In der kürzlich veröffentlichten Studie „DHL Global Connectedness Index 2022“ stecken einige Überraschungen. So stellt der von der Deutsche Post DHL Group in Auftrag gegebene aktuelle jährliche Globalisierungsbericht der New York University unter anderem fest: „Trotz der jüngsten Schocks, wie der Covid-19-Pandemie und dem Krieg in der Ukraine, sind die globalen Lieferketten bemerkenswert robust“.

Nach drei Jahren der Krisen, Konflikte und wachsenden internationalen Spannungen sei weder die Globalisierung rückläufig, noch konnte bisher ein spürbarer Trend zur Regionalisierung der Lieferketten festgestellt werden. Allerdings registriert der Bericht, für den Daten zu den Handels-, Personen-, Kapital- und Informationsströmen in weltweit 171 Ländern analysiert wurden, eine „fortschreitende Entkopplung zwischen den USA und China“.

Paradebeispiel dafür ist der iPhone-Hersteller Apple, der mittlerweile statt in der Volksrepublik verstärkt in Vietnam fertigen lässt. Außerdem hätten viele Unternehmen und Regierungen ihren Fokus im vergangenen Jahr auf Nearshoring gelegt, um die Risiken auf den Transportwegen zu minimieren.

Friendshoring: Verlagerung in Länder mit gleichen Werten

Das bestätigt auch der aktuelle „Supply Chain Pulse Check Frühjahr 2023“ des Beratungsunternehmens Deloitte, für den Anfang des Jahres rund 120 Unternehmen in Deutschland befragt wurden.
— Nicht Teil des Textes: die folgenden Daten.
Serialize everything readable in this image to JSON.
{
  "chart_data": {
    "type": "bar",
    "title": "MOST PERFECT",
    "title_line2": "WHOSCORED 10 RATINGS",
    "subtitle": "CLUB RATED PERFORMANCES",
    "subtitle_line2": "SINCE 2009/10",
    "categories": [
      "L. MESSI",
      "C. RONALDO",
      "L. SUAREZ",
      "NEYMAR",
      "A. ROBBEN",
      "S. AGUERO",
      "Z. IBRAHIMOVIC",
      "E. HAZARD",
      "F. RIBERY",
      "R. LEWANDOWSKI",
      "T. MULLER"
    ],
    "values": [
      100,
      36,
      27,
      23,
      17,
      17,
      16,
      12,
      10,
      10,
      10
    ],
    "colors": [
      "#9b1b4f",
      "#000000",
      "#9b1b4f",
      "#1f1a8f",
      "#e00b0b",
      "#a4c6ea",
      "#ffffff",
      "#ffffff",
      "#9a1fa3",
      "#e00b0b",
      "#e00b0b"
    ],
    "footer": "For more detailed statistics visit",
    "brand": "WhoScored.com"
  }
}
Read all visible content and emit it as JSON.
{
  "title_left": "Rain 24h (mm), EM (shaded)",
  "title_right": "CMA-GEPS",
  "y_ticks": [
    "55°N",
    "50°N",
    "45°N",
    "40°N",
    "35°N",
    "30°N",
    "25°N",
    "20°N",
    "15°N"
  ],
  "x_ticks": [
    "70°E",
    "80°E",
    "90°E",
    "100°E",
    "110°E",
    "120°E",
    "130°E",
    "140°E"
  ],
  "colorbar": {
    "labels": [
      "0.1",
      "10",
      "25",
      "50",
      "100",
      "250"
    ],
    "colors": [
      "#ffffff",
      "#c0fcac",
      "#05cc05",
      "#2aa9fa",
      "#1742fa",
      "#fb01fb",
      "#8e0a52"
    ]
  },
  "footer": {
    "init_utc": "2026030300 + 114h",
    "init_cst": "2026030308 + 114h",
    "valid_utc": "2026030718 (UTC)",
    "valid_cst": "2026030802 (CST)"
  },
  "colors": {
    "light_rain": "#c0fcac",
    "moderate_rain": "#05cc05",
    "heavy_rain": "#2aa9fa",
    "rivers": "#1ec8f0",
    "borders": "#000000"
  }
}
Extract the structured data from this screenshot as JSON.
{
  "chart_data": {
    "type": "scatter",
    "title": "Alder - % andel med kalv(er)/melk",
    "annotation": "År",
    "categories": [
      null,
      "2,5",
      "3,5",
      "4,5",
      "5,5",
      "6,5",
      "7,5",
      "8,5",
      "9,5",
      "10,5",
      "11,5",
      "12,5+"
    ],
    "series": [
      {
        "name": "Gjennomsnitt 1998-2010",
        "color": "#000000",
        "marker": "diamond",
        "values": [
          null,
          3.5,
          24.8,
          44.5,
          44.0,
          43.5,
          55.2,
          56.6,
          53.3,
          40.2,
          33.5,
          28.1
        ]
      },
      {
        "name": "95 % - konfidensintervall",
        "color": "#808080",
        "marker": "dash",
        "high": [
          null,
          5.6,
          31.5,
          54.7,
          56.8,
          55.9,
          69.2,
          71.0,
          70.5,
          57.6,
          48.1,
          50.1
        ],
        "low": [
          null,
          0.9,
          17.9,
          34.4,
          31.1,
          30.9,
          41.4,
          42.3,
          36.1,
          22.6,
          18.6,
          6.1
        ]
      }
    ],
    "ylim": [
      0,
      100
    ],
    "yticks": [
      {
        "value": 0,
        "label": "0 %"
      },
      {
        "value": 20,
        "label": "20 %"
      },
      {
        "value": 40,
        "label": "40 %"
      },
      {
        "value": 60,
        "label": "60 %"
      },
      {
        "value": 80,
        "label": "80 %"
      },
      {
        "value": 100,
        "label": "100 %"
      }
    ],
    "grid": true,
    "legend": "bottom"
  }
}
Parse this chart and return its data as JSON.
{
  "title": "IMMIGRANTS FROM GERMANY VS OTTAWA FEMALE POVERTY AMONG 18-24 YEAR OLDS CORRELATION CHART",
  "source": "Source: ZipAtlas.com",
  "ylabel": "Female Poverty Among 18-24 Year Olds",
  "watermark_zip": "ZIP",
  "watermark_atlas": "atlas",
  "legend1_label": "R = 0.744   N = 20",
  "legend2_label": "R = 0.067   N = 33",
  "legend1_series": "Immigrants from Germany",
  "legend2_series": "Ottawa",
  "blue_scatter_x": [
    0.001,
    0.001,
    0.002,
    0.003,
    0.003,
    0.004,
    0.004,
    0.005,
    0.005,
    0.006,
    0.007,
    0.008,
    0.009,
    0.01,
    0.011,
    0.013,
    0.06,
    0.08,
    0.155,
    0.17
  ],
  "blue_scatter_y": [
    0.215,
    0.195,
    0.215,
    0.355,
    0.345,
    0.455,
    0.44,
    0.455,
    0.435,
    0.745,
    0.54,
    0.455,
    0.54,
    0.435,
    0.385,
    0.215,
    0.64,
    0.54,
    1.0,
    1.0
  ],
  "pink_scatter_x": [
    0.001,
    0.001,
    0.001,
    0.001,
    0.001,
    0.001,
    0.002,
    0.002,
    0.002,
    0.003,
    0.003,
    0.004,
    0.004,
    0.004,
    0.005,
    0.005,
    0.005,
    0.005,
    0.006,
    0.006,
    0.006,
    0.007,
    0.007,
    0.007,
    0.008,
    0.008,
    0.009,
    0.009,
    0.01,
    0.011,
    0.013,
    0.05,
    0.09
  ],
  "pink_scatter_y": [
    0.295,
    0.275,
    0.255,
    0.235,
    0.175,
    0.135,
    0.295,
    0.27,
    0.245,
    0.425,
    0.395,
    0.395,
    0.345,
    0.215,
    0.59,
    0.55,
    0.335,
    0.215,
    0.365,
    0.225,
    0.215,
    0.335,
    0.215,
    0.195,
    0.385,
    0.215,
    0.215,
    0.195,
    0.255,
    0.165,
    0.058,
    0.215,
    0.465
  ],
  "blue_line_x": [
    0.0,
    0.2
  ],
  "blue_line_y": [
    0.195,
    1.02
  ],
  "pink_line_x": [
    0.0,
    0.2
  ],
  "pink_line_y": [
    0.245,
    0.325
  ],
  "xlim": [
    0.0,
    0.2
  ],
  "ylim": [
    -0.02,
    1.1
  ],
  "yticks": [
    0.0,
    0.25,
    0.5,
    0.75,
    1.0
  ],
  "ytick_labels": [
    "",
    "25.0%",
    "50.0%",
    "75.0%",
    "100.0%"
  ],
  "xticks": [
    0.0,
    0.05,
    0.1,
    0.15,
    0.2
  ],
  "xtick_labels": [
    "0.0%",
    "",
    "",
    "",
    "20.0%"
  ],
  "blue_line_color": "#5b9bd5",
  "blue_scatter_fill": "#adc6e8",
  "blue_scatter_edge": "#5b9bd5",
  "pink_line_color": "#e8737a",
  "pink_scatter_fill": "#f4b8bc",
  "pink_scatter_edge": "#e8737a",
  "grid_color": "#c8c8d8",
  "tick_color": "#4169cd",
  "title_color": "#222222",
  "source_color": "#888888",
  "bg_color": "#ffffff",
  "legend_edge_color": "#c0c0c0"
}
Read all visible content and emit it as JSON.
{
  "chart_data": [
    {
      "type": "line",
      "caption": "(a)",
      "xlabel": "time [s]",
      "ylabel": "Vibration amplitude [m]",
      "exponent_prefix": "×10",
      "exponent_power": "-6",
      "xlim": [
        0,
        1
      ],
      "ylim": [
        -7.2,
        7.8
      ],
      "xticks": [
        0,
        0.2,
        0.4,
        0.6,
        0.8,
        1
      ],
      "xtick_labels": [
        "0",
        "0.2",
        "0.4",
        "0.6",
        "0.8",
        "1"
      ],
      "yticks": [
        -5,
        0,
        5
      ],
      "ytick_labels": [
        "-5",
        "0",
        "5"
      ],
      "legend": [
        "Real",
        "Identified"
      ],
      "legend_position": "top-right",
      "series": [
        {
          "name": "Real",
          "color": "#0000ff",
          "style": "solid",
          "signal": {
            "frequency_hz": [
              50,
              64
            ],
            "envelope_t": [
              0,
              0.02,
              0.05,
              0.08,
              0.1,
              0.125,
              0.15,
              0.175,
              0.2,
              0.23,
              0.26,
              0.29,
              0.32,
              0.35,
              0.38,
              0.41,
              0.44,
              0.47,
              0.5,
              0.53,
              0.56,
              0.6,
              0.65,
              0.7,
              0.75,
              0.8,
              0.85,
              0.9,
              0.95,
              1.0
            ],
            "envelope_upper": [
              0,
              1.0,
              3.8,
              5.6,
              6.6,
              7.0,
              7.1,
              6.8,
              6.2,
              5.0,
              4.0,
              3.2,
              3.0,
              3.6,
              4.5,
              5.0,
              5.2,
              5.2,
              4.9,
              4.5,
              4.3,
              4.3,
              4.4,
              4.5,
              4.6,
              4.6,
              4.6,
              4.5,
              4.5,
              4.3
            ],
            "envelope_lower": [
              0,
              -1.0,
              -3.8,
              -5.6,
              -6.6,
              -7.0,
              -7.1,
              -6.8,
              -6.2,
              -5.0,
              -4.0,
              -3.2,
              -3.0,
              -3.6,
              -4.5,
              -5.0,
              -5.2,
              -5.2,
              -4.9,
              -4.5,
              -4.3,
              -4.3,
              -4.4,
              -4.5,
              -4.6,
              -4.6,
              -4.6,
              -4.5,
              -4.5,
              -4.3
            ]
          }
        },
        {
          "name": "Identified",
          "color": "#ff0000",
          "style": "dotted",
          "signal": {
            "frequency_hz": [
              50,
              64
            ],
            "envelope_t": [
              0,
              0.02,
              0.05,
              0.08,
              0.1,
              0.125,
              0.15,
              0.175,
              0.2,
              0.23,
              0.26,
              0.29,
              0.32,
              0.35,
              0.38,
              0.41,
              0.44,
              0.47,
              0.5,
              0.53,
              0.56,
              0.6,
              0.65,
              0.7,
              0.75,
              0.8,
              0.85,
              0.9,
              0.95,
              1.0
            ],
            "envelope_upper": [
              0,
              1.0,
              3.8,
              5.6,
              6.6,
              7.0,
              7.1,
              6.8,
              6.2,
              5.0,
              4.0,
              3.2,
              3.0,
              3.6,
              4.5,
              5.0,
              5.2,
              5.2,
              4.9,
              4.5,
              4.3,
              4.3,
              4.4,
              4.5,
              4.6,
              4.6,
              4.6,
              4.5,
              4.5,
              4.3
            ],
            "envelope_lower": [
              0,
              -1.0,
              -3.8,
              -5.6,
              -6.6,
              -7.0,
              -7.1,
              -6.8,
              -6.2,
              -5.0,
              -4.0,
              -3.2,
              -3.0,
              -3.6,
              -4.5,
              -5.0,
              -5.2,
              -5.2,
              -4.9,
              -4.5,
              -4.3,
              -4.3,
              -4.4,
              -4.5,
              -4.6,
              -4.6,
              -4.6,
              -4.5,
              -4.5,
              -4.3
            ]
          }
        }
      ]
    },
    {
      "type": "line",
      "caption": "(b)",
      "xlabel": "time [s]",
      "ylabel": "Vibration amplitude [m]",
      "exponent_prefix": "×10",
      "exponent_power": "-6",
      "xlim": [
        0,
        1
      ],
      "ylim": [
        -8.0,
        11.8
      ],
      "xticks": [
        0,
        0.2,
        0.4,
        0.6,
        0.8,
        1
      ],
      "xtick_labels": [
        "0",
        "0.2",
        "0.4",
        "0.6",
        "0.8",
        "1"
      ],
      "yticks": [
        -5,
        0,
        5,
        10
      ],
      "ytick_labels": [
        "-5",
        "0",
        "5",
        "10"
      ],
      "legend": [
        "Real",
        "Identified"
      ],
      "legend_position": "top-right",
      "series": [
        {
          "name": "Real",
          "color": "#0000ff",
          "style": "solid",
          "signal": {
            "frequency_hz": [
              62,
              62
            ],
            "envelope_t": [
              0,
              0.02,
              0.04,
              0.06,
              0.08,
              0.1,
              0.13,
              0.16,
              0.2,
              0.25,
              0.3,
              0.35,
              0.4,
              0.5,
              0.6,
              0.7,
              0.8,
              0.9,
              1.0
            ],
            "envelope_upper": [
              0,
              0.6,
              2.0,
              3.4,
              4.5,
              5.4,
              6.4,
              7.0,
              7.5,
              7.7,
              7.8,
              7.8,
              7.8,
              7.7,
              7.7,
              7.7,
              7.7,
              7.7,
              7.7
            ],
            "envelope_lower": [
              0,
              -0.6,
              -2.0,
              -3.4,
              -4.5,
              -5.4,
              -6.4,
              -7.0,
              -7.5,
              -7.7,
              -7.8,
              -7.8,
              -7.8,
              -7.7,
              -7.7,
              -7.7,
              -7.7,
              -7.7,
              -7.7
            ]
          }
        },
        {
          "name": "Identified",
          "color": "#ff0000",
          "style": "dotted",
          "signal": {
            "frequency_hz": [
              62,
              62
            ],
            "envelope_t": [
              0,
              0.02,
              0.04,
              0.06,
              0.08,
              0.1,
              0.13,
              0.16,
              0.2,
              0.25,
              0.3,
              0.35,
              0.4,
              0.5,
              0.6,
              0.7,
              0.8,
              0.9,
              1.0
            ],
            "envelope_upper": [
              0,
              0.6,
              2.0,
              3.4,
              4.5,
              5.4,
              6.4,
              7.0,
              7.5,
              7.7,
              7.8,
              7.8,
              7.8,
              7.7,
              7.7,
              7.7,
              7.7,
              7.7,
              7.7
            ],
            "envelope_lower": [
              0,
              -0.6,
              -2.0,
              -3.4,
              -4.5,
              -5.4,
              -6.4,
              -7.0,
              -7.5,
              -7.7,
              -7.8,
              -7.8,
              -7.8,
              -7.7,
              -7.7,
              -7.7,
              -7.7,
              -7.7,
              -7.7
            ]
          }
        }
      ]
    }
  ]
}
Danach haben bereits 37 Prozent mit dem Nearshoring begonnen oder diese Maßnahme bereits umgesetzt, weitere 29 Prozent planen sie in nächster Zeit. Friendshoring – also die Verlagerung von Teilen der Lieferkette in befreundete Länder mit gleichen Werten – haben 22 Prozent in Arbeit oder schon abgeschlossen, ein weiteres Drittel der Befragten bereitet diesen Schritt vor.

„Die Unternehmen in Deutschland stehen trotz einer allmählichen Entspannung der globalen Supply Chains im Vergleich zu den letzten Jahren auch im Frühjahr 2023 weiterhin unter Druck“, stellt die Studie fest. Nach der leichten Entspannung bei den Lieferengpässen sorgen nun die gestiegenen Energie- und Rohstoffpreise für neue Herausforderungen. So beklagt derzeit wieder mehr als die Hälfte (53 Prozent) der Befragten eine Beeinträchtigung ihrer Supply Chains und fast jeder Zweite (46 Prozent) befürchtet sogar ein steigendes Risiko durch Ausfälle.

Risikoresiliente Planung über Unternehmensgrenzen hinweg

Aus den beiden Studien ergeben sich drei Trends für das Jahr 2023, auf die sich Unternehmen jetzt einstellen sollten:

  1. Die befürchtete De-Globalisierung der Weltwirtschaft scheint nicht stattzufinden und auch einen Rückzug in die eigene Region zur Risikominimierung gibt es nur in Teilbereichen.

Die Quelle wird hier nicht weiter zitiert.